Leio nos jornais que Jerome David Salinger morreu. Noto que o personagem Salinger é tratado pelos críticos e literatos como mito, possivelmente fruto de sua misteriosa vida que, por sua vez, seja fruto de sua obstinação pela reclusão na cidade norte-americana de Cornish, no estado de New Hampshire.
De outro lado, é igualmente notório que o imaginário personagem de sua principal obra de 1951, O Apanhador no Campo de Centeio (The Catcher in the Rye), Holden Caulfield, tenha se tornado uma realidade na medida em que se atribui a este personagem a inspiração para toda uma geração. Além do fardo de ser uma espécie de aliciador de paranóicos como Mark Chapman, aquele tresloucado que matou John Lennon em 1980. Com Chapman foi achado um exemplar dO Apanhador. Mais combustível a alimentar a horta da mitologia em torno de Salinger.
Vejam bem: J.D. Salinger um mito. Seu personagem Holden Caulfield, algo real, nada ficcional.
Desconfio severamente de toda a mitificação, não exatamente porque esta não aconteça, mas em função da obscuridade que recai sobre aqueles que se propõem a desvendar o mito. Este acaba por devorá-los tal qual a esfinge. Assim, fica-se sem o real e sem o mito.
Lembro neste ponto um texto contido no livro Mitologias (2007) do escritor e semiólogo francês Roland Barthes sobre o poeta trágico Jean Baptiste Racine (1639-1699). O nome deste pequeno texto é Racine é Racine. Escreve Barthes: "Nossos críticos essencialistas passam o tempo a reencontrar a "verdade" dos nossos gênios passados; a Literatura é para eles uma vasta loja de objetos perdidos, onde as pessoas tentam localizar alguma coisa. " Barthes atribui isto a uma tautologia pequeno-burguesa que "dispensa ter idéias".

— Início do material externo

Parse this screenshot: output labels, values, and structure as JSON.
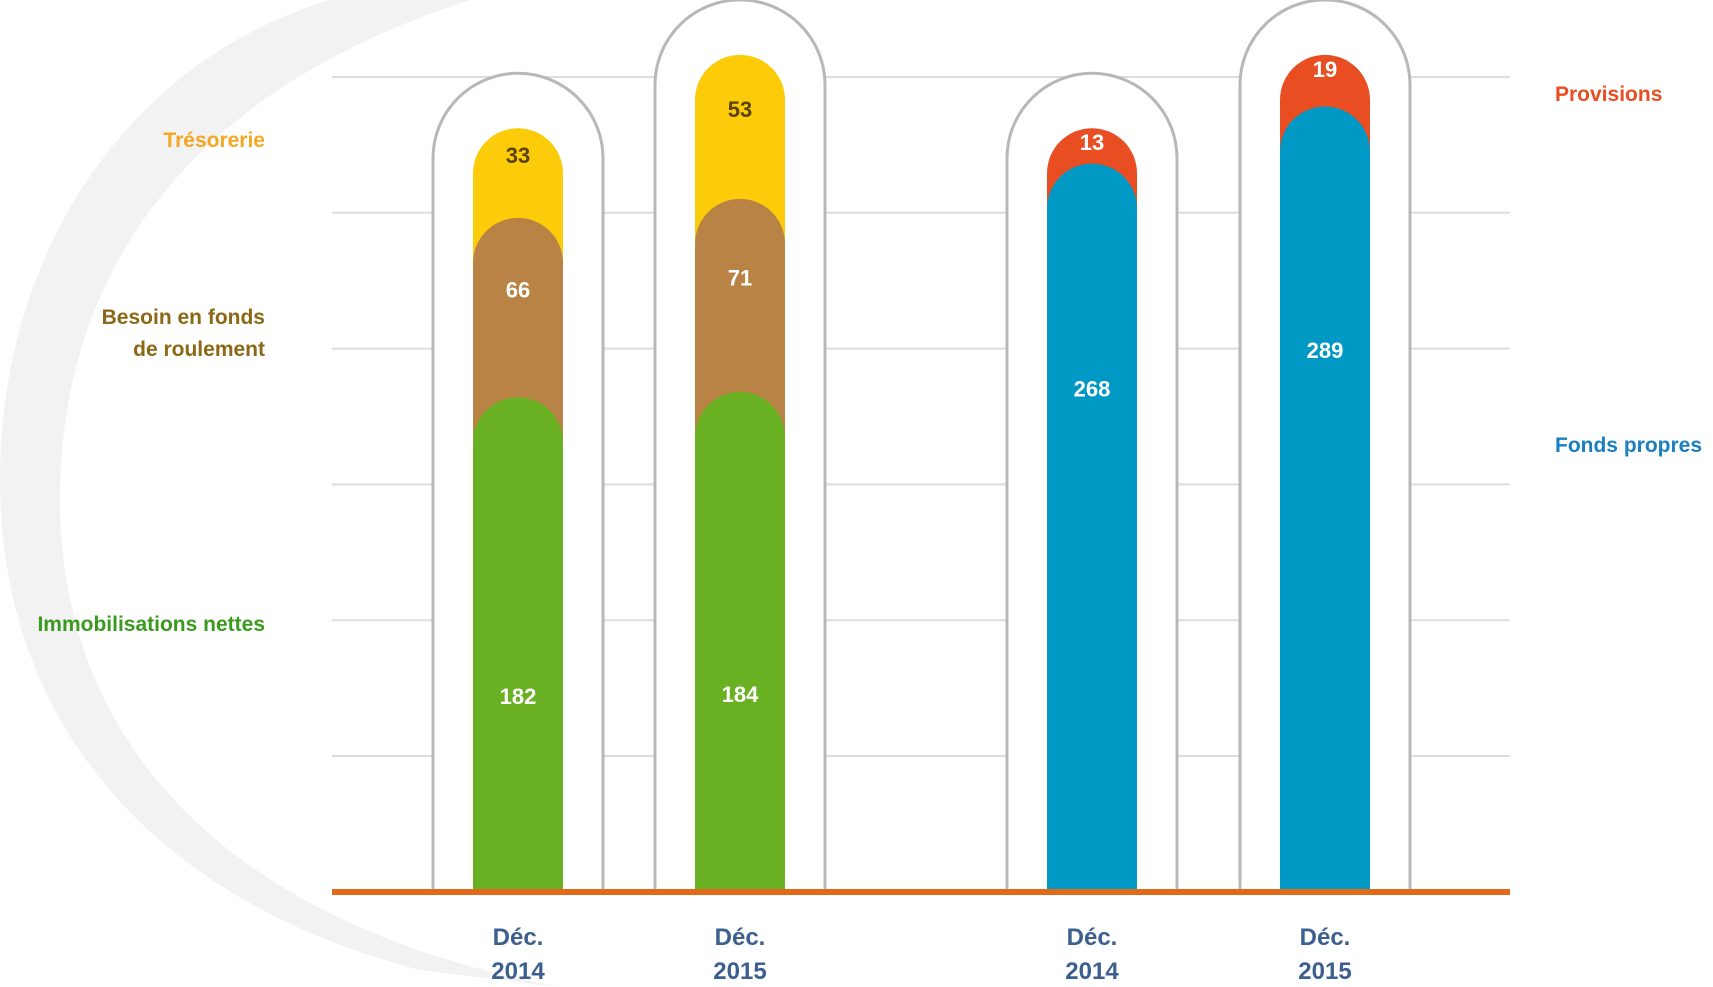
{
  "chart_data": [
    {
      "type": "bar",
      "stacked": true,
      "categories": [
        "Déc.\n2014",
        "Déc.\n2015"
      ],
      "series": [
        {
          "name": "Immobilisations nettes",
          "values": [
            182,
            184
          ],
          "color": "#6ab023"
        },
        {
          "name": "Besoin en fonds de roulement",
          "values": [
            66,
            71
          ],
          "color": "#b88344"
        },
        {
          "name": "Trésorerie",
          "values": [
            33,
            53
          ],
          "color": "#fccc0a"
        }
      ],
      "ylim": [
        0,
        330
      ],
      "grid": true,
      "legend": "left"
    },
    {
      "type": "bar",
      "stacked": true,
      "categories": [
        "Déc.\n2014",
        "Déc.\n2015"
      ],
      "series": [
        {
          "name": "Fonds propres",
          "values": [
            268,
            289
          ],
          "color": "#0099c5"
        },
        {
          "name": "Provisions",
          "values": [
            13,
            19
          ],
          "color": "#e84e22"
        }
      ],
      "ylim": [
        0,
        330
      ],
      "grid": true,
      "legend": "right"
    }
  ],
  "labels": {
    "tresorerie": "Trésorerie",
    "bfr_line1": "Besoin en fonds",
    "bfr_line2": "de roulement",
    "immobilisations": "Immobilisations nettes",
    "provisions": "Provisions",
    "fonds_propres": "Fonds propres"
  },
  "colors": {
    "tresorerie": "#f5a623",
    "bfr": "#8b6914",
    "immobilisations": "#3a9a1e",
    "provisions": "#e84e22",
    "fonds_propres": "#1a7fc1",
    "axis": "#e06a1a",
    "gridline": "#dddddd",
    "capsule": "#b8b8b8",
    "category_text": "#3c5f8f",
    "background_swoosh": "#f2f2f2"
  }
}
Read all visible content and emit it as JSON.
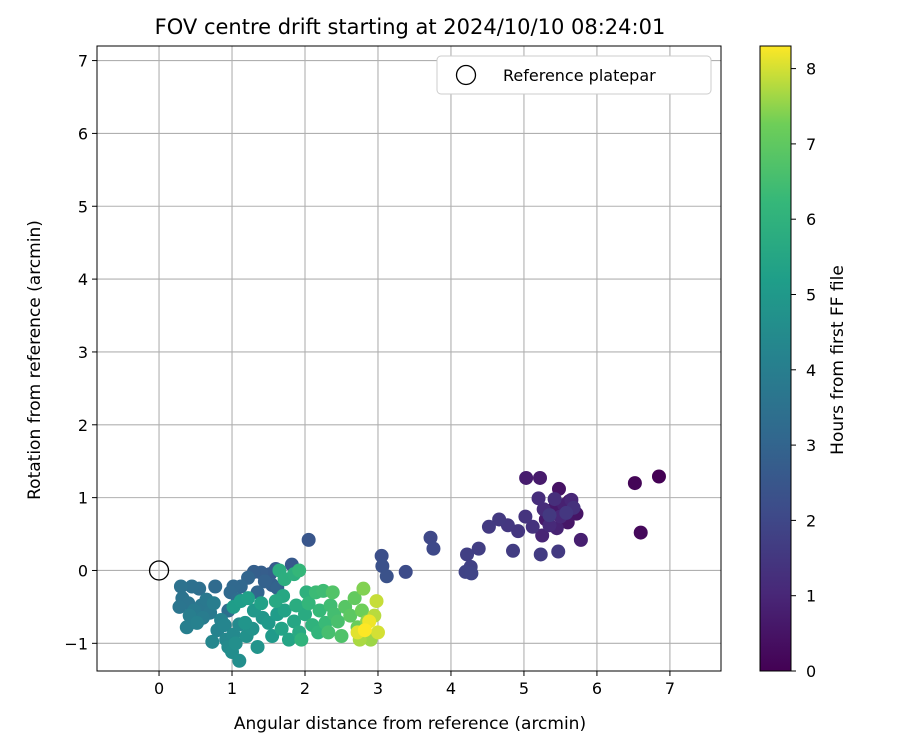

O personagem dO Apanhador, Holden Caufield pode ser até expressão do niilismo da vida burguesa de uma era ou dos anos pós-II Guerra, bem como o célebre livro de Salinger é de fato um livro bem escrito. Todavia, permitam-me a partir deste modesto blog duvidar sobre a decantada e imensa influência de Salinger sobre os fatos sociais e políticos da geração pop. Prefiro acreditar no Zeitgeist (espírito do tempo) que é capaz de formas múltiplas propiciar condições para que a sociedade e os indivíduos se movam à frente, para trás ou para a esquerda e direita. Um livro como O Apanhador é que está neste espírito e não o espírito que é saído dele. Os tautologistas burgueses (com uma nova permissão de Barthes), deveriam arregaçar as mangas e desmistificar J. D. Salinger. Deveriam parar de alimentar com a sua preguiça mental o mito Salinger e refletir sobre ele com um pouco do niilismo de Holden Caufield.
Por fim, há um risco adicional em tudo isto: Salinger teria muitos escritos inéditos. Enquanto estes estiverem escondidos pelas gavetas da casa dele em Cornish, prevalecerá toda esta mitificação do autor norte-americano. Será que alguém está disposto de mergulhar na obra de Salinger e descobrir que os anos 50 ou 60 seriam iguais aos que foram sem que existisse a obra dele? Ou que os anos 60 não passaram de um passeio pela selva e anti-civilização? Por Deus, a turma hippie trabalha hoje em Wall Street... Como diz o próprio Holden Caufield: "As pessoas batem palmas pelas coisas erradas."